Beide Gesetze eint, dass in den nächsten Jahren viele Untersuchungen und Evaluationen stattfinden werden. Das bedeutet: Auch die nächste Bundesregierung, auch das nächste Parlament wird sich mit der Situation von pflegebedürftigen Menschen mit und ohne Behinderungen beschäftigen – das ist auch gut so. Wir sind auf dem Weg in eine inklusivere Gesellschaft. Das bedeutet zudem, dass Menschen mit und ohne Behinderung sich weiter dafür stark machen.

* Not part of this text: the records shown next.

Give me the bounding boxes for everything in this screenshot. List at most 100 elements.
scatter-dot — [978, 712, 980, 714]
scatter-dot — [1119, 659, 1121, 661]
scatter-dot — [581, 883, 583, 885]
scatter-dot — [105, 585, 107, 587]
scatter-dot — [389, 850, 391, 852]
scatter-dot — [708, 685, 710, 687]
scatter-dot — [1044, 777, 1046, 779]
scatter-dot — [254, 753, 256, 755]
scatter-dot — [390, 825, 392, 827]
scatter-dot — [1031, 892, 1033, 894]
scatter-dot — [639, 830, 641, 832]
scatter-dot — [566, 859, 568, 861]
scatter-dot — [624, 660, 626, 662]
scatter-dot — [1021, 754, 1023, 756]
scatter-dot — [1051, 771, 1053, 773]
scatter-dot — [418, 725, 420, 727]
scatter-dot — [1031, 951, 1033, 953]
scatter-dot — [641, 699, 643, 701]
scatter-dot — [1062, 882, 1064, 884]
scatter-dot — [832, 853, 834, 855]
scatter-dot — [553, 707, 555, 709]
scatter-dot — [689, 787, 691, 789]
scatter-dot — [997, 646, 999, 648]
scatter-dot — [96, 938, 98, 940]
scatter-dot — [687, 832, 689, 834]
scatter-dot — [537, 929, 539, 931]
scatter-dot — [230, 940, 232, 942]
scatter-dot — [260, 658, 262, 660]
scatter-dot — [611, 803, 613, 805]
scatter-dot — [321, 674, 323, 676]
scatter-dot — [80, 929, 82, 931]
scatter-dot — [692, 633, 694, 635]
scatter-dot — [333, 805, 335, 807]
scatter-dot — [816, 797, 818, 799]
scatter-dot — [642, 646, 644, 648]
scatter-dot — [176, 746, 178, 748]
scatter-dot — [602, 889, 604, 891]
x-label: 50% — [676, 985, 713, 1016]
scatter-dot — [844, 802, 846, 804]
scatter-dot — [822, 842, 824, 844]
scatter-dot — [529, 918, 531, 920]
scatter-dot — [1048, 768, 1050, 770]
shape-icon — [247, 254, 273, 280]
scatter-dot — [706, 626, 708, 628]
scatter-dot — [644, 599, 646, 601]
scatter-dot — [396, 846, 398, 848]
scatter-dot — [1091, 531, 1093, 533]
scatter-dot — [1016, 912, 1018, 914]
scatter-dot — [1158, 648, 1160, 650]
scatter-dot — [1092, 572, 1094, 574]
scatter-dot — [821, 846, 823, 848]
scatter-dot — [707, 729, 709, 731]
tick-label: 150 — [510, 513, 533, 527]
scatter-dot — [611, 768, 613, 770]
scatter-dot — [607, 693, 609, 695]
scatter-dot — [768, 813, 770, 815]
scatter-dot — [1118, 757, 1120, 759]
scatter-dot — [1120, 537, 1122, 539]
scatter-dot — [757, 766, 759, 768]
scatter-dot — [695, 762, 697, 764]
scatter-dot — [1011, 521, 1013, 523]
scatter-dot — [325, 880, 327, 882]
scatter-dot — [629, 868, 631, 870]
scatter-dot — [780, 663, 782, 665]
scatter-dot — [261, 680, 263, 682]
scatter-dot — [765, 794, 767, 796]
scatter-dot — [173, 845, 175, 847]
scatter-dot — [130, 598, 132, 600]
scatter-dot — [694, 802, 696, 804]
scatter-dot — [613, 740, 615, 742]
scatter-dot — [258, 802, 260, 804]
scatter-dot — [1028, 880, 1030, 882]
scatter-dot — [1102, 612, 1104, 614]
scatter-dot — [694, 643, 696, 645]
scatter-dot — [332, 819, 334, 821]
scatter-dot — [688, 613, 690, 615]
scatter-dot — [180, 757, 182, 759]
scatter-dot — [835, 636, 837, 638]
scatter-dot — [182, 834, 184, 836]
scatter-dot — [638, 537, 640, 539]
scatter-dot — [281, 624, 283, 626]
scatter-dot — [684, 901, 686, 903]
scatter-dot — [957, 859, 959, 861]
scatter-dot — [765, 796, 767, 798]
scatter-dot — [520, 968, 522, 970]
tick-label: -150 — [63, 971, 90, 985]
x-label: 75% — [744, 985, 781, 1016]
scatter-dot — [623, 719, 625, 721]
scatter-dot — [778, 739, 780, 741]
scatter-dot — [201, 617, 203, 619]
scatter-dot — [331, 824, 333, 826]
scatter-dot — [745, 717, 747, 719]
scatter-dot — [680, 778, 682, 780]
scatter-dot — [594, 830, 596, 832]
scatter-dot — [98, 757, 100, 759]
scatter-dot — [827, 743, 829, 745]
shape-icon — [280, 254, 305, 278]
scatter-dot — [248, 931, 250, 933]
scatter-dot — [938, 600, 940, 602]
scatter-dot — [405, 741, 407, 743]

Mir ist es ein großes Anliegen, die beginnende Umsetzung des BTHG aktiv zu begleiten. Daher meine Bitte insbesondere an Tempelhof-Schöneberger und Berliner Selbstvertretungsorganisationen und Träger: Laden Sie mich ein und sprechen Sie mit mir über Probleme, Schwierigkeiten aber auch Erfolge. Ich komme gerne.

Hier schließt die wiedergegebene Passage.